Doubleton sharing¶

Doubleton sharing, a.k.a., analysis of f2 variants.

anhima.f2.count_shared_doubletons(subpops_ac)[source]

Count subpopulation pairs sharing doubletons (where one allele is observed in each subpopulation).

Parameters: subpops_ac : array_like, int An array of shape (n_variants, n_subpops) holding alternate allele counts for each subpopulation. counts : ndarray, int or float A square matrix of shape (n_subpops, n_subpops) where the array element at index (i, j) holds the count of shared doubletons between the ith and jth subpopulations.
anhima.f2.normalise_doubleton_counts(counts, n_samples, ploidy=2)[source]

Normalise doubleton counts by dividing by the number of distinct pairs of haplotypes in each population comparison.

Parameters: counts : array_like, ints A square matrix of shape (n_subpops, n_subpops) where the array element at index (i, j) holds the count of shared doubletons between the ith and jth subpopulations. n_samples : int or sequence of ints The number of samples in each sub-population. ploidy : int, optional The sample ploidy. normed_counts : ndarray, float Normalised counts of shared doubletons.

Notes

This function corrects for the fact that there are fewer pairs of haplotypes when looking for doubletons within a single subpopulation of size n than there are when comparing two different subpopulations of size n.

This function may also help to correct for the case where the number of samples from each subpopulation is not equal. However, note that if this is the case then there may still also be some bias in how doubletons have been ascertained.

anhima.f2.plot_shared_doubletons(counts, subpop_labels=None, subpop_colors=u'bgrcmyk', axs=None, figsize_factor=1, ylim=None, relative=False, flip=False)[source]

Plot counts of doubleton sharing between subpopulations as a bar chart.

Parameters: counts : array_like, ints A square matrix of shape (n_subpops, n_subpops) where the array element at index (i, j) holds the count of shared doubletons between the ith and jth subpopulations. subpop_labels : sequence of strings, optional Labels for the subpopulations. subpop_colors : sequence of colors, optional Colors for the subpopulations. axs : sequence of axes, optional The axes to use. If not provided, a new figure will be created. figsize_factor : float, optional Figure size in inches per subpopulation.
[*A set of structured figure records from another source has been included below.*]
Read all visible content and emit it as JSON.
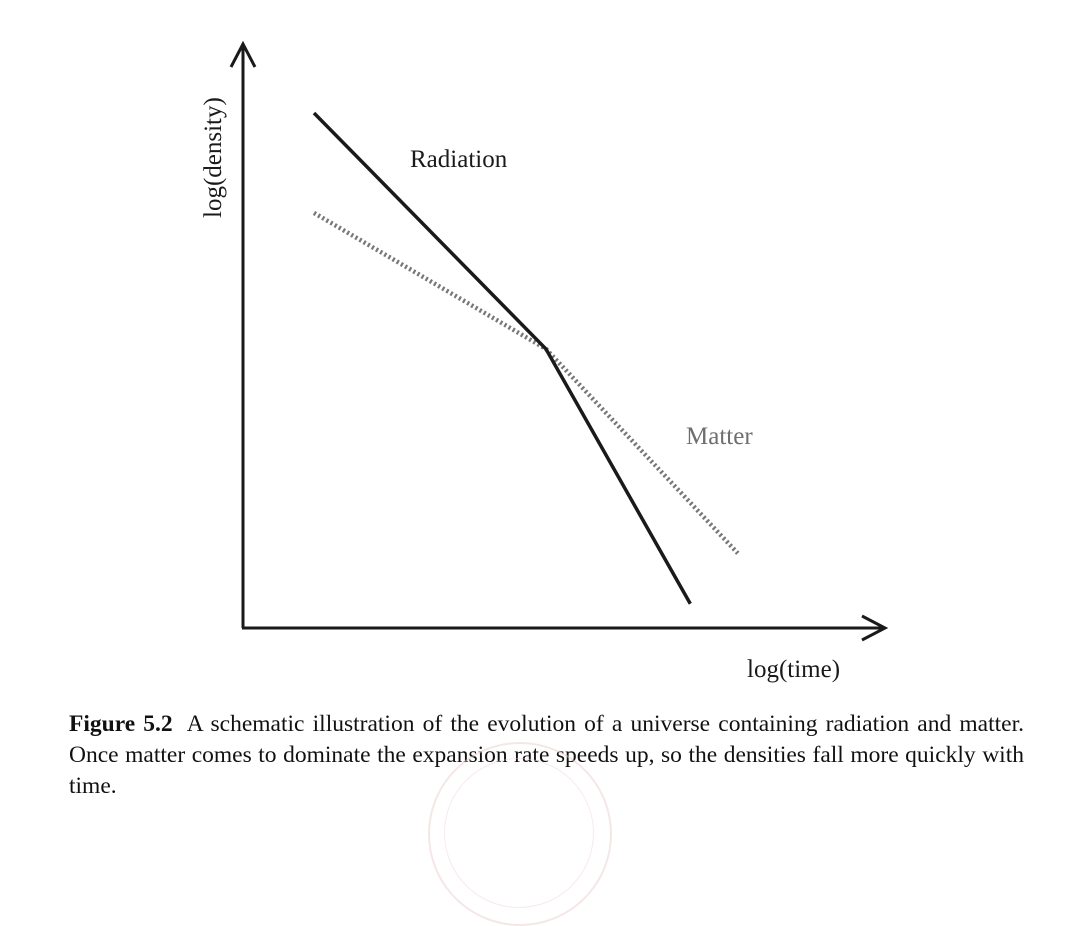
{
  "chart_data": {
    "type": "line",
    "xlabel": "log(time)",
    "ylabel": "log(density)",
    "xlim": [
      0,
      100
    ],
    "ylim": [
      0,
      100
    ],
    "grid": false,
    "series": [
      {
        "name": "Radiation",
        "style": "solid",
        "color": "#1a1a1a",
        "points": [
          [
            11.5,
            100
          ],
          [
            49.1,
            54.2
          ],
          [
            72.5,
            4.7
          ]
        ]
      },
      {
        "name": "Matter",
        "style": "dotted",
        "color": "#777777",
        "points": [
          [
            11.5,
            80.6
          ],
          [
            49.1,
            54.2
          ],
          [
            80.2,
            14.5
          ]
        ]
      }
    ]
  },
  "caption": {
    "label": "Figure 5.2",
    "text": "A schematic illustration of the evolution of a universe containing radiation and matter. Once matter comes to dominate the expansion rate speeds up, so the densities fall more quickly with time."
  }
}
Only used if axs is None. ylim : pair of ints or floats, optional Limits for the Y axes of all subplots. relative : bool, optional If True, normalise counts by dividing by the sum along each row. flip : bool, optional If True, invert the Y axis. axs : sequence of axes The axes on which the plot was drawn.
anhima.f2.plot_total_doubletons(counts, subpop_labels=None, width=0.8, orientation=u'vertical', n_samples=None, ax=None, bar_kwargs=None)[source]

Plot total counts of doubletons per subpopulations as a bar chart.
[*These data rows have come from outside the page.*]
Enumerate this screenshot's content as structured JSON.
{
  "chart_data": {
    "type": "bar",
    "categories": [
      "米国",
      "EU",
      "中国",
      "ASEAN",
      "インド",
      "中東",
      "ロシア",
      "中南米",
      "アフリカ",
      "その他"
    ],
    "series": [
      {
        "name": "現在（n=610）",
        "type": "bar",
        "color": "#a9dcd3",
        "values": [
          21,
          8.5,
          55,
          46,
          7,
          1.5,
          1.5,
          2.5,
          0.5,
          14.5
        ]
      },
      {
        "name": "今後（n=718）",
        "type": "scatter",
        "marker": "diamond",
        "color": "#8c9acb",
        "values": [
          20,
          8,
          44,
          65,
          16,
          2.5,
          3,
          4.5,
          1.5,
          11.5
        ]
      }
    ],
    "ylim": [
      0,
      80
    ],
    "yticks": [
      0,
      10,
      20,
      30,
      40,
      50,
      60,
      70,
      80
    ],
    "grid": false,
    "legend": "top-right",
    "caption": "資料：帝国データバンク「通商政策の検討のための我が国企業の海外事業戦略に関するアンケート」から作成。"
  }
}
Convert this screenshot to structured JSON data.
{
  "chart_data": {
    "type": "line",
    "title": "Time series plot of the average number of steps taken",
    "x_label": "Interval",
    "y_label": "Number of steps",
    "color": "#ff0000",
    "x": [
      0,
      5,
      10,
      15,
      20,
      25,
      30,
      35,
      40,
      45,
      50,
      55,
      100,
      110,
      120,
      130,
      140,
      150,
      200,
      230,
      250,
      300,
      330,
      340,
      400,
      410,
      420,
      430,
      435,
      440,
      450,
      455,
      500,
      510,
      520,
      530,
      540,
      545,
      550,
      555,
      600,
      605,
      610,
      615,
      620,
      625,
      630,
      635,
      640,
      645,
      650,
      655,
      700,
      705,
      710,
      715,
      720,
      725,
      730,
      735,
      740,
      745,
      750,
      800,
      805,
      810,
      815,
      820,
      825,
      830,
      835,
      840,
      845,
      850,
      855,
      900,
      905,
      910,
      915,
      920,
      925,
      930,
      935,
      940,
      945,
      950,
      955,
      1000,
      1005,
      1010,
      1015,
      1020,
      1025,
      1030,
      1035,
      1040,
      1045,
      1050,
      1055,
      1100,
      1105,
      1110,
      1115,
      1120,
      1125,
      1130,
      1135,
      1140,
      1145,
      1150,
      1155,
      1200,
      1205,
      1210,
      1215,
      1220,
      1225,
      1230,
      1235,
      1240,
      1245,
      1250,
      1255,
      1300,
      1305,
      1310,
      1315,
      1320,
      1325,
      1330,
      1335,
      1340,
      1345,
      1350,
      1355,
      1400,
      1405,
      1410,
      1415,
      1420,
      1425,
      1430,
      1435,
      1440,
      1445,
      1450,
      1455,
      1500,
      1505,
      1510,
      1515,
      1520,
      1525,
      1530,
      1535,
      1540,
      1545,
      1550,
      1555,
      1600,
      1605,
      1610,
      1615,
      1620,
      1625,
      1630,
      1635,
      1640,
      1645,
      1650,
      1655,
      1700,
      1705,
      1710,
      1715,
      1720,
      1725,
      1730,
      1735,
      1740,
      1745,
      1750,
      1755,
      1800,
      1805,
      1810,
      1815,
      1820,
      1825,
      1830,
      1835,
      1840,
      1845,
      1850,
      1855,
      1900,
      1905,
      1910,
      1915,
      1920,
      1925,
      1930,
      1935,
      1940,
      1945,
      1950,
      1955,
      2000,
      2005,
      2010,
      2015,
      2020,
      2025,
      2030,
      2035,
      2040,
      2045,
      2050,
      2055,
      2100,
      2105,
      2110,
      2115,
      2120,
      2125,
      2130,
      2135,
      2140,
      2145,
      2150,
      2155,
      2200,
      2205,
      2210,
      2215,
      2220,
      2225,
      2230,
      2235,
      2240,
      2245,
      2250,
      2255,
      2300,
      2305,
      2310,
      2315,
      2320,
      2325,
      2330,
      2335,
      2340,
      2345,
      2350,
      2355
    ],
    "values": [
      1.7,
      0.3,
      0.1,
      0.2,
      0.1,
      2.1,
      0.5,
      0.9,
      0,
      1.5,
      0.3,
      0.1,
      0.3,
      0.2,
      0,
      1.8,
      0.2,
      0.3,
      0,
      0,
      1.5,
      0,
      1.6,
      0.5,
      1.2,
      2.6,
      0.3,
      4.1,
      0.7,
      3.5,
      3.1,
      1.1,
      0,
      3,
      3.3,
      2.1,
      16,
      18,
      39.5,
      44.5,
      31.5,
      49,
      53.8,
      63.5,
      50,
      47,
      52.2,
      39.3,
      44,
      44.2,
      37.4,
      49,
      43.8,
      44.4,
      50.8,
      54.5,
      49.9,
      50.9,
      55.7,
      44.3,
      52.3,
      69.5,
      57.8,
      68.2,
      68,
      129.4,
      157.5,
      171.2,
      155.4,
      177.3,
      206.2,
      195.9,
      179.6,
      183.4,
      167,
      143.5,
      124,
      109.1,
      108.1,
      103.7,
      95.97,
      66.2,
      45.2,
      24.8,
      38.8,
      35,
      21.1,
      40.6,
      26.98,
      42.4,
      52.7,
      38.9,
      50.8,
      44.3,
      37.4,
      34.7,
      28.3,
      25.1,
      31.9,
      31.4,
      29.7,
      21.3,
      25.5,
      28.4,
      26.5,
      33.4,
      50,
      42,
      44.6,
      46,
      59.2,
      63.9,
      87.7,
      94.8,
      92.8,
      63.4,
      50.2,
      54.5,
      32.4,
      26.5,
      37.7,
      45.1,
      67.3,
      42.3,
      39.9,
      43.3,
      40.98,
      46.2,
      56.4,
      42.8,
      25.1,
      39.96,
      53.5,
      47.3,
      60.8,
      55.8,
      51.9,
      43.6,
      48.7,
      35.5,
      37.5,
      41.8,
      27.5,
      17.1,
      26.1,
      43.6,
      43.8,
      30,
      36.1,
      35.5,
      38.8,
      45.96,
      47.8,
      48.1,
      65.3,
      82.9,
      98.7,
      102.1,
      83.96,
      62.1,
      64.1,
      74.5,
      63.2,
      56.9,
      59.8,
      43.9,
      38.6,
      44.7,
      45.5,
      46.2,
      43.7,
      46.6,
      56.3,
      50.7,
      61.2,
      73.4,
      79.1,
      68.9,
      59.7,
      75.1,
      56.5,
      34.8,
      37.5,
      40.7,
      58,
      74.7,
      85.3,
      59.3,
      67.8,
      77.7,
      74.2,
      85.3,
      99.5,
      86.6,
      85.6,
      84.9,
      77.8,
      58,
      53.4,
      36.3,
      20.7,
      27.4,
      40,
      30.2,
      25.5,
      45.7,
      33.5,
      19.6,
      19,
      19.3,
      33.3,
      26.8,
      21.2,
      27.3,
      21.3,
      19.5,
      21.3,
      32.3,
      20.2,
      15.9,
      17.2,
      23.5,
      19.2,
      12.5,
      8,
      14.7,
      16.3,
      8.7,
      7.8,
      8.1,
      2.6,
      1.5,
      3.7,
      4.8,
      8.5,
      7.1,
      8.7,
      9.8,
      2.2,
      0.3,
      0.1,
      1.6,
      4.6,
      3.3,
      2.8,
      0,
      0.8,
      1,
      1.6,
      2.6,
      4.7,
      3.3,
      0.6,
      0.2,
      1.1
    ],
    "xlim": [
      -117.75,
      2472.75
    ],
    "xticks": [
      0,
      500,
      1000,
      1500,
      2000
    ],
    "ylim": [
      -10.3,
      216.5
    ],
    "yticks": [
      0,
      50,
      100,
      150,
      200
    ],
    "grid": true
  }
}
Parameters: counts : array_like, ints A square matrix of shape (n_subpops, n_subpops) where the array element at index (i, j) holds the count of shared doubletons between the ith and jth subpopulations. subpop_labels : sequence of strings, optional Labels for the subpopulations. width : float, optional The relative width of each bar. orientation : {‘vertical’, ‘horizontal’} The bar orientation. n_samples : int or sequence of ints The number of samples in each sub-population. ax : axes, optional The axes on which to plot. If not provided, a new figure will be created. bar_kwargs : dict, optional Keyword arguments passed through to ax.bar(). ax : axes The axes on which the plot was drawn.
anhima.f2.plot_f2_fig(counts, subpop_labels=None, subpop_colors=u'bgrcmyk', fig=None, figsize_factor=1, relative=False, normed=False, n_samples=None, ploidy=2)[source]

Plot a combined figure of shared doubleton counts and total counts per subpopulation.

Parameters: counts : array_like, ints A square matrix of shape (n_subpops, n_subpops) where the array element at index (i, j) holds the count of shared doubletons between the ith and jth subpopulations. subpop_labels : sequence of strings, optional Labels for the subpopulations. subpop_colors : sequence of colors, optional Colors for the subpopulations. fig : figure, optional The figure to use. If not provided, a new figure will be created. figsize_factor : float, optional Figure size in inches per subpopulation. Only used if fig is None. relative : bool, optional If True, plot counts relative to the sum along each row. normed : bool, optional If True, normalise counts by dividing by the number of possible pairs of haplotypes. n_samples : int or sequence of ints The number of samples in each sub-population. ploidy : int, optional The sample ploidy. (Only relevant if normed is True.) fig : figure The figure on which the plot was drawn.